Le Pontife le leur donna, sans néanmoins leur rendre la vue, de crainte de les voir retourner à leurs maléfices et à la lecture des livres d’enchantement et de magie ; soucieux de leurs véritables intérêts, il préféra les mettre à la charge de l’Eglise plutôt que de leur donner un sujet de se perdre.
Mort de saint Grégoire.
Dès avant de devenir Pape, Grégoire avait passé par des crises de goutte et de gastralgie qui duraient des mois et avaient été pour lui un long apprentissage de la mort, après laquelle il soupirait comme après un remède.
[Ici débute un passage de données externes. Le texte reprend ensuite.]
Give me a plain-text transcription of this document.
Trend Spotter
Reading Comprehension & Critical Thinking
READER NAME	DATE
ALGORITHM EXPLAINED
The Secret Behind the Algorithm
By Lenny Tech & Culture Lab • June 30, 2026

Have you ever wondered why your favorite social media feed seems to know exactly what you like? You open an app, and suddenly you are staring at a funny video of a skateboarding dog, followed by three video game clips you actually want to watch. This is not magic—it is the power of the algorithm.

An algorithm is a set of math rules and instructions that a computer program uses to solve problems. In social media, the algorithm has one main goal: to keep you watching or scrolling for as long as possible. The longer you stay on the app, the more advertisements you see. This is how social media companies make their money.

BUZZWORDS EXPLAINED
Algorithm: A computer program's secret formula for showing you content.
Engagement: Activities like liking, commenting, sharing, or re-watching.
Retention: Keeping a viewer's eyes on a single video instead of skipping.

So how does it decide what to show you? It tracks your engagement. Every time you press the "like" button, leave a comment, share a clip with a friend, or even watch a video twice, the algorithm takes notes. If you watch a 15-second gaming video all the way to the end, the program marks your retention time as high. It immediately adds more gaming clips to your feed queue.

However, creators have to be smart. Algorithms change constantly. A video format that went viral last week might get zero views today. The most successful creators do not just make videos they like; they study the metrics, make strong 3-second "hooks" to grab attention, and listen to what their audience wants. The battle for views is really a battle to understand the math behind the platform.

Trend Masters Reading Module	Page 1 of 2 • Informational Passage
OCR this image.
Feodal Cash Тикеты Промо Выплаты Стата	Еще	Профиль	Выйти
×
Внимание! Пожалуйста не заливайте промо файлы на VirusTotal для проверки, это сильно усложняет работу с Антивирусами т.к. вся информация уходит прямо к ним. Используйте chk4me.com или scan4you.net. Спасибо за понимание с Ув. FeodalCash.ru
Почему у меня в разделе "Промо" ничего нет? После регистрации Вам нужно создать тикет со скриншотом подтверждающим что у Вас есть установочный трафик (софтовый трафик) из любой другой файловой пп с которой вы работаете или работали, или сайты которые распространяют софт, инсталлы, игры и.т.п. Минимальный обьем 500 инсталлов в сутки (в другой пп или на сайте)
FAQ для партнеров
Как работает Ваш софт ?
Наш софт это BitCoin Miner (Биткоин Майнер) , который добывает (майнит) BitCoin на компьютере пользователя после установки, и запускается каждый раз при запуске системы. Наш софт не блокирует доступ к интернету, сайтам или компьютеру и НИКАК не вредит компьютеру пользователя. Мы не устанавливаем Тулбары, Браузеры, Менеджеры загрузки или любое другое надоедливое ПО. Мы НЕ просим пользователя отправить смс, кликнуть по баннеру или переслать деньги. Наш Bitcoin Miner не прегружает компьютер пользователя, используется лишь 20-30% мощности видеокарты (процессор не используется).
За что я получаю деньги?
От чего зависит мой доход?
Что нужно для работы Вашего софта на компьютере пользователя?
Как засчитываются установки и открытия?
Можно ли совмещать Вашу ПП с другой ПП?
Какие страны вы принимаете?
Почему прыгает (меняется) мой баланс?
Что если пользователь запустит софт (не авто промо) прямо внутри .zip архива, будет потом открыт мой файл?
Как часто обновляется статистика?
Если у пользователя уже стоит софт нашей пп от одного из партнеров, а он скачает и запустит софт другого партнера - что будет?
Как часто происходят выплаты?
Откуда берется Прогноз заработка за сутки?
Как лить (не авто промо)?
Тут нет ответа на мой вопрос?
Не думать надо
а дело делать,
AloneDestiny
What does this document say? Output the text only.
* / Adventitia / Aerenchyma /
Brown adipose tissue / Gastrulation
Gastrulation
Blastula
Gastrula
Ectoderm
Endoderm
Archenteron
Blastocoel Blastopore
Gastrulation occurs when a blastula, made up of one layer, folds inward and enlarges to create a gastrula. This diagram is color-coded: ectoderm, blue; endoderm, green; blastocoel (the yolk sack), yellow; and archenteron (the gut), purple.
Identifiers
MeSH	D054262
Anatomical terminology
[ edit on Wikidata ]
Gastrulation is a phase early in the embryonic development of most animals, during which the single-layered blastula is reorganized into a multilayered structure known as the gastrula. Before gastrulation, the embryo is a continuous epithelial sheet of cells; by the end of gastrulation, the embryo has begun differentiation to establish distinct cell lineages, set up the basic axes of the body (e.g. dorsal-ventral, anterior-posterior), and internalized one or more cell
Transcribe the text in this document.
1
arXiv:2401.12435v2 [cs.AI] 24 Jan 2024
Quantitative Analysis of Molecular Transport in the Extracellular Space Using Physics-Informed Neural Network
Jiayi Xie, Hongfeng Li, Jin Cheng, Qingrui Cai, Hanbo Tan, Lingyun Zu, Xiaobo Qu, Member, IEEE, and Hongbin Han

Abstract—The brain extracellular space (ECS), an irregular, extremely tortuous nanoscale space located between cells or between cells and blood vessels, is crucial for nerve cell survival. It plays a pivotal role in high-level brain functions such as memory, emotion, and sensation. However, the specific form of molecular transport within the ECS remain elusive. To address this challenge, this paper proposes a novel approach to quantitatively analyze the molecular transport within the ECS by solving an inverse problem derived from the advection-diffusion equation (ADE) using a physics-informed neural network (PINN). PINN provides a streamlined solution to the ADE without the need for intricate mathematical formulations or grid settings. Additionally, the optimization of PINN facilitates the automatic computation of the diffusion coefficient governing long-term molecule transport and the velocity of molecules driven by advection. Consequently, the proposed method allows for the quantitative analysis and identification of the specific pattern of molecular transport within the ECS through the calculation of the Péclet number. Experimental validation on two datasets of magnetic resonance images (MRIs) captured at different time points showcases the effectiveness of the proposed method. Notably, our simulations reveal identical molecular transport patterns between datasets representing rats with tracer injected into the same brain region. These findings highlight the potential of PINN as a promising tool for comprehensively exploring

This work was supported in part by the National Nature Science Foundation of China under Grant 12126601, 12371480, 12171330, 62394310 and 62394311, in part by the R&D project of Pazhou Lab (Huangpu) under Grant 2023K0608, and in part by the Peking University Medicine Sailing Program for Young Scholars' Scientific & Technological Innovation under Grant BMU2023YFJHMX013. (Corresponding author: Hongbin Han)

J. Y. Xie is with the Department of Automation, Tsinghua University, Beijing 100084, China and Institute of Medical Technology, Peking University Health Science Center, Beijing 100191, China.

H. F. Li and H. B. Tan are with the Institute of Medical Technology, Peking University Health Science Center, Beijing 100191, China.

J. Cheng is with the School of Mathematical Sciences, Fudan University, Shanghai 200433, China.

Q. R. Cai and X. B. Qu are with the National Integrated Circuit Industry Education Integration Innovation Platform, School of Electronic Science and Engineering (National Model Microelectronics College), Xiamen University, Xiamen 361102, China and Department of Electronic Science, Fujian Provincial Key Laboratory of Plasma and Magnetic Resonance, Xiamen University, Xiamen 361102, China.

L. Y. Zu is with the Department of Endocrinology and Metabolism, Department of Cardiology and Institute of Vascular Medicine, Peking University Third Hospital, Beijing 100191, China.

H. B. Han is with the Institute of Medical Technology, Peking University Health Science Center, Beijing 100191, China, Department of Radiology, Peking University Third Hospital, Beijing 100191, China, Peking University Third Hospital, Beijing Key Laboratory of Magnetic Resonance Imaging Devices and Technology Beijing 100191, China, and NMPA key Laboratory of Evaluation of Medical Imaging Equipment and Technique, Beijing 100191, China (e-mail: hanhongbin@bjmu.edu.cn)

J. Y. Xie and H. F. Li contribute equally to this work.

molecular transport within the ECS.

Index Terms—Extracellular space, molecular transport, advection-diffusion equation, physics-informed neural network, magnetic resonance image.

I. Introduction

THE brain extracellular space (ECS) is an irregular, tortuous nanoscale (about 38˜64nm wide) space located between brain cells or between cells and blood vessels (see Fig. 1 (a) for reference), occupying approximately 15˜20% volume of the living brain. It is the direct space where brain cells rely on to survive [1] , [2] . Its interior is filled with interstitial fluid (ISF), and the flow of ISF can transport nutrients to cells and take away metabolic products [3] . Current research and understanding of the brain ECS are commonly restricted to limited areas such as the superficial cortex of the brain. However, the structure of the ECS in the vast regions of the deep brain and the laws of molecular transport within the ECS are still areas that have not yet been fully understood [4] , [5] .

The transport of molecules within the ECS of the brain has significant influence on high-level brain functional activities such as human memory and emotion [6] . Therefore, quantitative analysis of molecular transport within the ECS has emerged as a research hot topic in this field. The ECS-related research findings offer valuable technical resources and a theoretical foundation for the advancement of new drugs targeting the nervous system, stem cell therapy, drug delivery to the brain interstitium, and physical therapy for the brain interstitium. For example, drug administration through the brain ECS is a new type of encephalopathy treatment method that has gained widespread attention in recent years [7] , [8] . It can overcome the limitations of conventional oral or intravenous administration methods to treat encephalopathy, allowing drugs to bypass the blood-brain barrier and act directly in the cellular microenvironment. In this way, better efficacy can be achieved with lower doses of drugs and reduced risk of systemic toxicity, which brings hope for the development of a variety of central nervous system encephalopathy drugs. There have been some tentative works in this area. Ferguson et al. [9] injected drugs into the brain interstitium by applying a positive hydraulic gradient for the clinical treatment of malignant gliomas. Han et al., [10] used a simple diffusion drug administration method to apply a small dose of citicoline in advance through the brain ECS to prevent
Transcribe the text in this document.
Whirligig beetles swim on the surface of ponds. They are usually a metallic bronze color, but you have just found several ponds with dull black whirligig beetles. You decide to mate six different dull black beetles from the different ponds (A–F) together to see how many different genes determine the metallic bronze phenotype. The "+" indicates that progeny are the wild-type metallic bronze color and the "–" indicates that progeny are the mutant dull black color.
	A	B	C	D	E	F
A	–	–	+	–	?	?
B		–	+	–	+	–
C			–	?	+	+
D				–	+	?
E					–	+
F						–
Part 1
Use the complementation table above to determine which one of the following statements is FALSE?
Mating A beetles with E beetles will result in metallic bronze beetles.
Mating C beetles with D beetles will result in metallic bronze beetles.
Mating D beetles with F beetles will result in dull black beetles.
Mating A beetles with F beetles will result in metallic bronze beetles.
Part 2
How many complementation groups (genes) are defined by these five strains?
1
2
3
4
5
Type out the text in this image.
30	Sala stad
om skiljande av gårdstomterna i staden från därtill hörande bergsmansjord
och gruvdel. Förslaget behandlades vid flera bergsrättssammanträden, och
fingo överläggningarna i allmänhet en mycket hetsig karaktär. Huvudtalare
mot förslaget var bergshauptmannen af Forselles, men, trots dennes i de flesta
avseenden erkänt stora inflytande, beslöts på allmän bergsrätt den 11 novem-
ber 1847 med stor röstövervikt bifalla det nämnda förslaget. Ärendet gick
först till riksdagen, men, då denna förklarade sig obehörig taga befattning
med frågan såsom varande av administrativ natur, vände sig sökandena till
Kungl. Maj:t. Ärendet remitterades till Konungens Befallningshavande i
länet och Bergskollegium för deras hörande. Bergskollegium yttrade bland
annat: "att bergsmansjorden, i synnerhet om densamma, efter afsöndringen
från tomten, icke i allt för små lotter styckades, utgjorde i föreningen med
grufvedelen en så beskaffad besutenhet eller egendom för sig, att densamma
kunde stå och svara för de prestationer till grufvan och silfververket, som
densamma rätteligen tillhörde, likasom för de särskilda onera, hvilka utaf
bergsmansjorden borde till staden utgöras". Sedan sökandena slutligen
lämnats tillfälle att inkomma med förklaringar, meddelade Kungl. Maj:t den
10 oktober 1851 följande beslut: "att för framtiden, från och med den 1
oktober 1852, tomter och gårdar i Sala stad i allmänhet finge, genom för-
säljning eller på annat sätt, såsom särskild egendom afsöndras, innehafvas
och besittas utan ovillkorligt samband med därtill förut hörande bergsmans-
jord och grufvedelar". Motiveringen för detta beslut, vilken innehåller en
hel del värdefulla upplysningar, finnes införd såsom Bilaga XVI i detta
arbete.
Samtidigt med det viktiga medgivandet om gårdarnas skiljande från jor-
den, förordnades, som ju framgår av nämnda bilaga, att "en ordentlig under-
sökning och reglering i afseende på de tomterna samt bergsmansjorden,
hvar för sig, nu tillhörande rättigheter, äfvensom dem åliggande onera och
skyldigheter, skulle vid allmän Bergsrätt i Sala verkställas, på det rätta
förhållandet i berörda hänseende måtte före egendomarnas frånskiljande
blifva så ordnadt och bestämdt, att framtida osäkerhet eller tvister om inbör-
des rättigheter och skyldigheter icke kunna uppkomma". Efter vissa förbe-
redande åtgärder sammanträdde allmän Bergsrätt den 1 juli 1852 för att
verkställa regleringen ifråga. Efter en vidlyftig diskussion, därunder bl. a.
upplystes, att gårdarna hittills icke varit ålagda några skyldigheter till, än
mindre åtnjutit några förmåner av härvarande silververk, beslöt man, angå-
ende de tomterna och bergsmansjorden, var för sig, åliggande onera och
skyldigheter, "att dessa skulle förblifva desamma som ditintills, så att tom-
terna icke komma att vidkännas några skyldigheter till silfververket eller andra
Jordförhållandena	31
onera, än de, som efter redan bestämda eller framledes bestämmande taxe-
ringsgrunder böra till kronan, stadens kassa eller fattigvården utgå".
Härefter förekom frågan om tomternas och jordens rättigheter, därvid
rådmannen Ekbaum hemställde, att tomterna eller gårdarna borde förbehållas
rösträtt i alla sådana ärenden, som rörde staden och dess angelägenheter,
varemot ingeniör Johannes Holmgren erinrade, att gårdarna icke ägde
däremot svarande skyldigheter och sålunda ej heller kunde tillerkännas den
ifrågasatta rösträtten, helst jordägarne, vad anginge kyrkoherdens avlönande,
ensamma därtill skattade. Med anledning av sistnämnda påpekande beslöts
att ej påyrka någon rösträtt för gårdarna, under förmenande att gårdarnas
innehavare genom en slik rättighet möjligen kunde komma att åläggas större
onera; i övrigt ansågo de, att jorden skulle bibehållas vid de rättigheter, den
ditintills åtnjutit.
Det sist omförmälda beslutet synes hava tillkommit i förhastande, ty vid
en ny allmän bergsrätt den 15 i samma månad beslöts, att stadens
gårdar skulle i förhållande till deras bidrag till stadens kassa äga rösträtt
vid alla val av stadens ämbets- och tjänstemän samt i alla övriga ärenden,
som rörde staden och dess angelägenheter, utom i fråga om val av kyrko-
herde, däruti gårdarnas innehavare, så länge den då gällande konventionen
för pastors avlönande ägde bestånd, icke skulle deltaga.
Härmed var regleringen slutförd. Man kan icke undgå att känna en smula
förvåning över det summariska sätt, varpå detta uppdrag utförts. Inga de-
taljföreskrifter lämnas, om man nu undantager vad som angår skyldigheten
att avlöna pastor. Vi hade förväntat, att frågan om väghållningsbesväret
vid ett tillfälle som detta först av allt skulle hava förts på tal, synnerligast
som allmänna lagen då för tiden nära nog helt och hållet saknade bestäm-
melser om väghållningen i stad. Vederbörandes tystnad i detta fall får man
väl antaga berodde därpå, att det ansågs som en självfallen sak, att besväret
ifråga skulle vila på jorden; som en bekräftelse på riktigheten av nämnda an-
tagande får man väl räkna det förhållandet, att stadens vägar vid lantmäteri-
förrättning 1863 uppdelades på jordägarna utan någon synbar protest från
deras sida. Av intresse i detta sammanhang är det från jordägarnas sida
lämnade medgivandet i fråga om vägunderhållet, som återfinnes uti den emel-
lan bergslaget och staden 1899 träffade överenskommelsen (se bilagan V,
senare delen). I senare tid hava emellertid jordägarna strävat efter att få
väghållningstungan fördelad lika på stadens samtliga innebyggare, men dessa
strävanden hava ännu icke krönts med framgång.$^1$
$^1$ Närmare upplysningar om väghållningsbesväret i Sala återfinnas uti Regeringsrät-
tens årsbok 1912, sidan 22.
En décembre 603, il écrivait à la reine Théodelinde : « Vos envoyés m’ont trouvé malade quand ils sont arrivés, et à leur départ ils m’ont laissé à toute extrémité. Si, avec le secours de Dieu, je guéris, je répondrai ponctuellement à toutes vos demandes. »
L’auguste vieillard n’eut pas à écrire d’autre lettre à la reine, il mourut le 12 mars 604. Le jour même son corps dut être porté du Latran à la basilique de Saint-Pierre, où il fut enterré sous le portique, à gauche, en attendant que Grégoire IV ordonnât le transfert de la dépouille dans l’intérieur de la basilique. La tombe primitive fut décorée d’une épitaphe en vers dont le texte a été conservé. Le poète y a noté non sans justesse quelques traits de la vie de saint Grégoire, ses aumônes, ses écrits, la conversion de l’Angleterre, et il termine en saluant le grand Pape du nom de « consul de Dieu ». « Mot magnifique, conclut Mgr Batiffol, et qui restera. Rome, qui n’avait plus de consuls, en avait retrouvé un avec saint Grégoire ; elle saluait dans sa tombe le consul de Dieu. »
Le 1er septembre 1831, Grégoire XVI a institué un Ordre civil et militaire en l’honneur de saint Grégoire le Grand.
A. H. L.
Sources consultées. – Mgr Pierre Batiffol, Saint Grégoire le Grand (Collection Les Saints, Paris, 1928). – Card. I. Schuster, Liber Sacramentorum, t. Ier, La Sainte Liturgie (Bruxelles, 1926). – (V. S. B. P., n’ 212.)